Is the article saying that the M1 is slower than we would have expected in this case?
My understanding, based on the article, is that a normal processor, we would have expected arr[idx] + arr[idx+1] and arr[idx] to take the same amount of time.
But the M1 is so parallelized that it goes to grab both arr[idx] and arr[idx+1] separately. So we have to wait for both of those two return. Meanwhile, on a less parallelized processor, we would have done arr[idx] first and waited for it to return, and the processor would realize that it already had arr[idx+1] without having to do the second fetch.
Am I understanding this right?
>> My understanding, based on the article, is that a normal processor, we would have expected arr[idx] + arr[idx+1] and arr[idx] to take the same amount of time.
That depends. If the two accesses are on the same cache line, then yes. But since idx is random that will not happen sometimes. He never says how big array[] is in elements or what size each element is.

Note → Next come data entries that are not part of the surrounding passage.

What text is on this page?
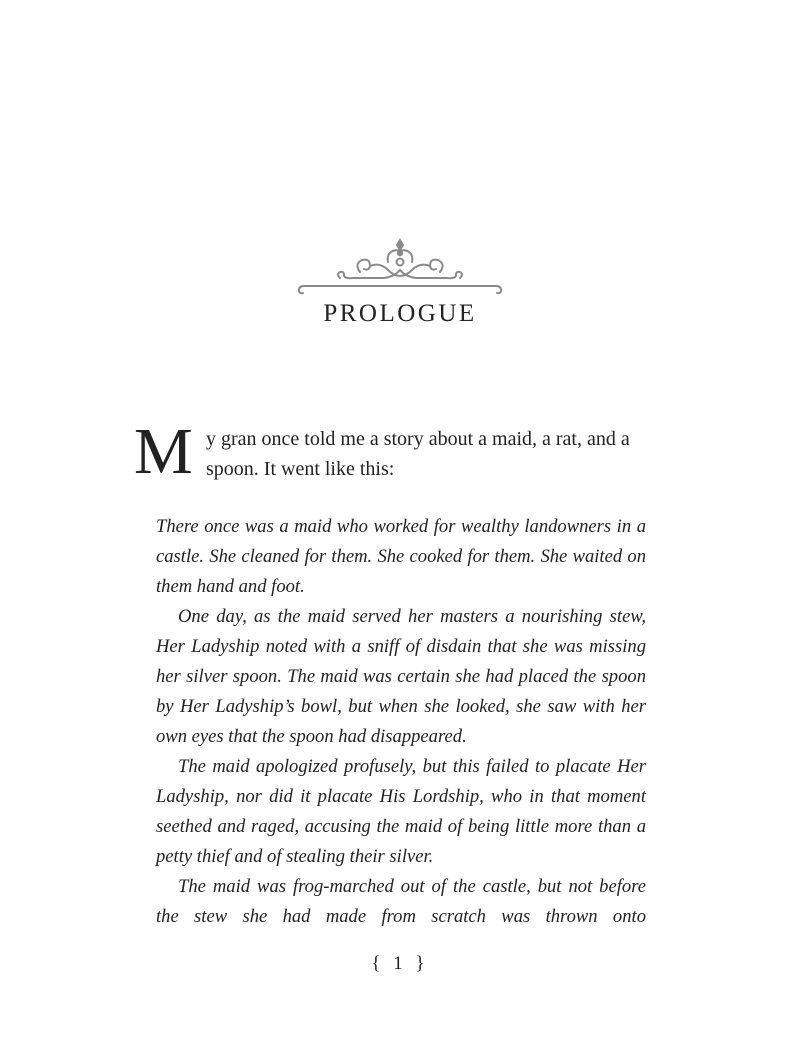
PROLOGUE
M y gran once told me a story about a maid, a rat, and a
spoon. It went like this:

There once was a maid who worked for wealthy landowners in a castle. She cleaned for them. She cooked for them. She waited on them hand and foot.

One day, as the maid served her masters a nourishing stew, Her Ladyship noted with a sniff of disdain that she was missing her silver spoon. The maid was certain she had placed the spoon by Her Ladyship’s bowl, but when she looked, she saw with her own eyes that the spoon had disappeared.

The maid apologized profusely, but this failed to placate Her Ladyship, nor did it placate His Lordship, who in that moment seethed and raged, accusing the maid of being little more than a petty thief and of stealing their silver.

The maid was frog-marched out of the castle, but not before the stew she had made from scratch was thrown onto

{ 1 }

I thought DRAM also had the ability to stream out consecutive addresses. If so then it looks like Apple could be missing out here.
Then again, if his array fits in cache he's just measuring instruction counts. His random indexes need to cover that whole range too. There's not enough info to figure out what's going on.
If you only look at the article this is true. However, the source code is freely available: https://github.com/lemire/Code-used-on-Daniel-Lemire-s-blog/...